Training Step-Level Reasoning Verifiers with Formal Verification Tools
Ryo Kamoi, Yusen Zhang, Nan Zhang, Sarkar Snigdha Sarathi Das, Rui Zhang
2025-05-23
Summary
This paper talks about a new approach called FoVer that uses formal verification tools to help train AI models to check their reasoning step by step, making them more accurate and reliable.
What's the problem?
The problem is that when AI models try to solve complex problems, they can make mistakes at different steps, and it's hard to catch these errors because labeling each step by hand is slow and not always consistent.
What's the solution?
The researchers developed FoVer, which automatically marks where mistakes happen in each reasoning step using formal verification tools.

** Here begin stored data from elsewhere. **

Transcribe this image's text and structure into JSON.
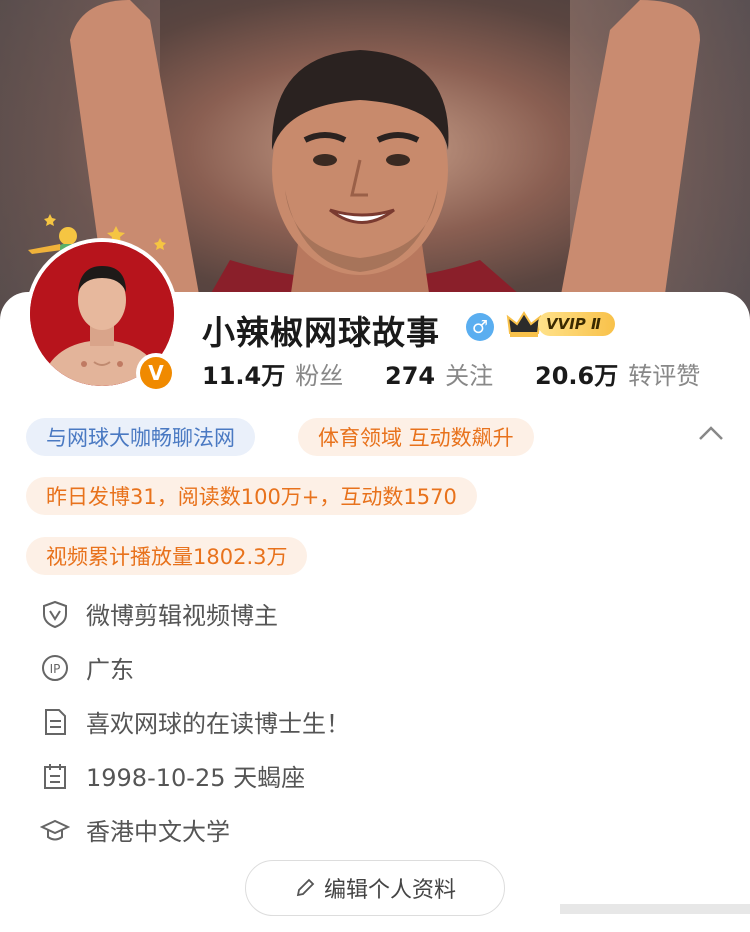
{
  "profile": {
    "name": "小辣椒网球故事",
    "gender_symbol": "♂",
    "vip_label": "VVIP Ⅱ",
    "verified_badge": "V",
    "stats": [
      {
        "value": "11.4万",
        "label": "粉丝"
      },
      {
        "value": "274",
        "label": "关注"
      },
      {
        "value": "20.6万",
        "label": "转评赞"
      }
    ]
  },
  "tags": {
    "intro": "与网球大咖畅聊法网",
    "field": "体育领域 互动数飙升",
    "yesterday": "昨日发博31，阅读数100万+，互动数1570",
    "video": "视频累计播放量1802.3万"
  },
  "info": [
    {
      "icon": "shield-v-icon",
      "text": "微博剪辑视频博主"
    },
    {
      "icon": "ip-location-icon",
      "text": "广东"
    },
    {
      "icon": "document-icon",
      "text": "喜欢网球的在读博士生！"
    },
    {
      "icon": "calendar-icon",
      "text": "1998-10-25 天蝎座"
    },
    {
      "icon": "graduation-cap-icon",
      "text": "香港中文大学"
    }
  ],
  "edit_button": "编辑个人资料",
  "colors": {
    "orange_tag_text": "#e8721c",
    "blue_tag_text": "#4a79c2",
    "verified_orange": "#f08a00",
    "gender_blue": "#5aaef0",
    "avatar_bg": "#b7141c"
  }
}
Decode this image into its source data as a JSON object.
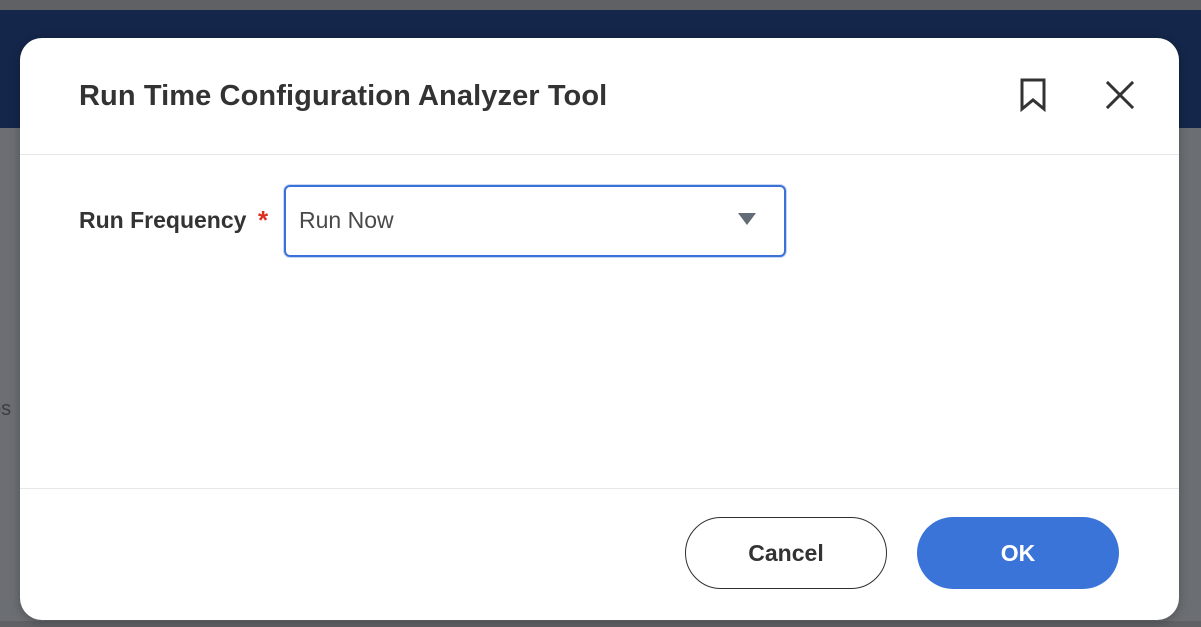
{
  "background": {
    "partial_text": "os",
    "colors": {
      "overlay": "#6b6e73",
      "header": "#14264a"
    }
  },
  "dialog": {
    "title": "Run Time Configuration Analyzer Tool",
    "icons": {
      "bookmark": "bookmark-icon",
      "close": "close-icon"
    },
    "field": {
      "label": "Run Frequency",
      "required_marker": "*",
      "value": "Run Now",
      "dropdown_icon": "caret-down-icon"
    },
    "footer": {
      "cancel_label": "Cancel",
      "ok_label": "OK"
    },
    "colors": {
      "accent": "#3b74d9",
      "required": "#de2e21",
      "title_text": "#333333"
    }
  }
}
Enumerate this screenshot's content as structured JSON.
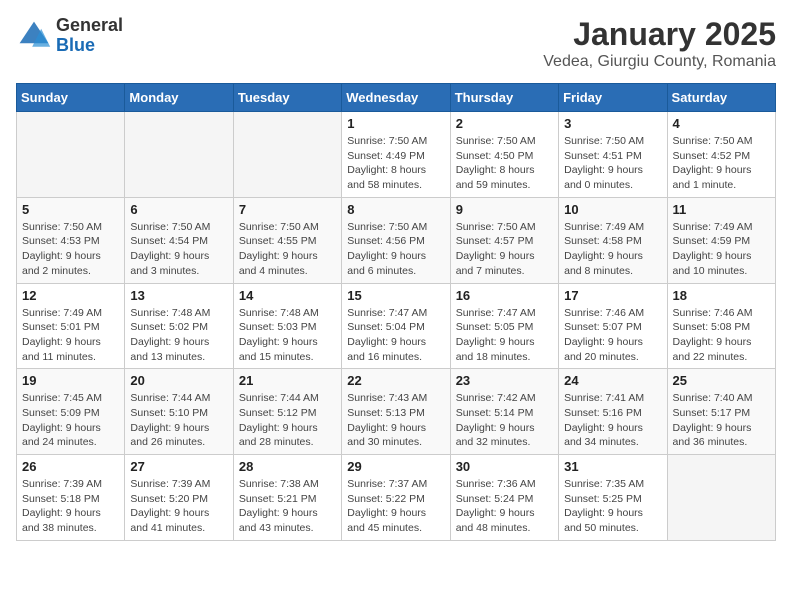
{
  "header": {
    "logo_general": "General",
    "logo_blue": "Blue",
    "title": "January 2025",
    "subtitle": "Vedea, Giurgiu County, Romania"
  },
  "weekdays": [
    "Sunday",
    "Monday",
    "Tuesday",
    "Wednesday",
    "Thursday",
    "Friday",
    "Saturday"
  ],
  "weeks": [
    [
      {
        "day": "",
        "info": ""
      },
      {
        "day": "",
        "info": ""
      },
      {
        "day": "",
        "info": ""
      },
      {
        "day": "1",
        "info": "Sunrise: 7:50 AM\nSunset: 4:49 PM\nDaylight: 8 hours and 58 minutes."
      },
      {
        "day": "2",
        "info": "Sunrise: 7:50 AM\nSunset: 4:50 PM\nDaylight: 8 hours and 59 minutes."
      },
      {
        "day": "3",
        "info": "Sunrise: 7:50 AM\nSunset: 4:51 PM\nDaylight: 9 hours and 0 minutes."
      },
      {
        "day": "4",
        "info": "Sunrise: 7:50 AM\nSunset: 4:52 PM\nDaylight: 9 hours and 1 minute."
      }
    ],
    [
      {
        "day": "5",
        "info": "Sunrise: 7:50 AM\nSunset: 4:53 PM\nDaylight: 9 hours and 2 minutes."
      },
      {
        "day": "6",
        "info": "Sunrise: 7:50 AM\nSunset: 4:54 PM\nDaylight: 9 hours and 3 minutes."
      },
      {
        "day": "7",
        "info": "Sunrise: 7:50 AM\nSunset: 4:55 PM\nDaylight: 9 hours and 4 minutes."
      },
      {
        "day": "8",
        "info": "Sunrise: 7:50 AM\nSunset: 4:56 PM\nDaylight: 9 hours and 6 minutes."
      },
      {
        "day": "9",
        "info": "Sunrise: 7:50 AM\nSunset: 4:57 PM\nDaylight: 9 hours and 7 minutes."
      },
      {
        "day": "10",
        "info": "Sunrise: 7:49 AM\nSunset: 4:58 PM\nDaylight: 9 hours and 8 minutes."
      },
      {
        "day": "11",
        "info": "Sunrise: 7:49 AM\nSunset: 4:59 PM\nDaylight: 9 hours and 10 minutes."
      }
    ],
    [
      {
        "day": "12",
        "info": "Sunrise: 7:49 AM\nSunset: 5:01 PM\nDaylight: 9 hours and 11 minutes."
      },
      {
        "day": "13",
        "info": "Sunrise: 7:48 AM\nSunset: 5:02 PM\nDaylight: 9 hours and 13 minutes."
      },
      {
        "day": "14",
        "info": "Sunrise: 7:48 AM\nSunset: 5:03 PM\nDaylight: 9 hours and 15 minutes."
      },
      {
        "day": "15",
        "info": "Sunrise: 7:47 AM\nSunset: 5:04 PM\nDaylight: 9 hours and 16 minutes."
      },
      {
        "day": "16",
        "info": "Sunrise: 7:47 AM\nSunset: 5:05 PM\nDaylight: 9 hours and 18 minutes."
      },
      {
        "day": "17",
        "info": "Sunrise: 7:46 AM\nSunset: 5:07 PM\nDaylight: 9 hours and 20 minutes."
      },
      {
        "day": "18",
        "info": "Sunrise: 7:46 AM\nSunset: 5:08 PM\nDaylight: 9 hours and 22 minutes."
      }
    ],
    [
      {
        "day": "19",
        "info": "Sunrise: 7:45 AM\nSunset: 5:09 PM\nDaylight: 9 hours and 24 minutes."
      },
      {
        "day": "20",
        "info": "Sunrise: 7:44 AM\nSunset: 5:10 PM\nDaylight: 9 hours and 26 minutes."
      },
      {
        "day": "21",
        "info": "Sunrise: 7:44 AM\nSunset: 5:12 PM\nDaylight: 9 hours and 28 minutes."
      },
      {
        "day": "22",
        "info": "Sunrise: 7:43 AM\nSunset: 5:13 PM\nDaylight: 9 hours and 30 minutes."
      },
      {
        "day": "23",
        "info": "Sunrise: 7:42 AM\nSunset: 5:14 PM\nDaylight: 9 hours and 32 minutes."
      },
      {
        "day": "24",
        "info": "Sunrise: 7:41 AM\nSunset: 5:16 PM\nDaylight: 9 hours and 34 minutes."
      },
      {
        "day": "25",
        "info": "Sunrise: 7:40 AM\nSunset: 5:17 PM\nDaylight: 9 hours and 36 minutes."
      }
    ],
    [
      {
        "day": "26",
        "info": "Sunrise: 7:39 AM\nSunset: 5:18 PM\nDaylight: 9 hours and 38 minutes."
      },
      {
        "day": "27",
        "info": "Sunrise: 7:39 AM\nSunset: 5:20 PM\nDaylight: 9 hours and 41 minutes."
      },
      {
        "day": "28",
        "info": "Sunrise: 7:38 AM\nSunset: 5:21 PM\nDaylight: 9 hours and 43 minutes."
      },
      {
        "day": "29",
        "info": "Sunrise: 7:37 AM\nSunset: 5:22 PM\nDaylight: 9 hours and 45 minutes."
      },
      {
        "day": "30",
        "info": "Sunrise: 7:36 AM\nSunset: 5:24 PM\nDaylight: 9 hours and 48 minutes."
      },
      {
        "day": "31",
        "info": "Sunrise: 7:35 AM\nSunset: 5:25 PM\nDaylight: 9 hours and 50 minutes."
      },
      {
        "day": "",
        "info": ""
      }
    ]
  ]
}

These automatic labels are then used to train Process Reward Models, which helps the AI get better at spotting and fixing its own errors across different types of tasks.
Why it matters?
This matters because it allows AI to learn from its mistakes much more efficiently and improves its ability to generalize to new problems, making it more dependable for solving tough reasoning challenges.
Abstract
FoVer is a method for automatically annotating step-level error labels using formal verification tools to train Process Reward Models, which significantly improves cross-task generalization and outperforms human-annotated methods in various reasoning benchmarks.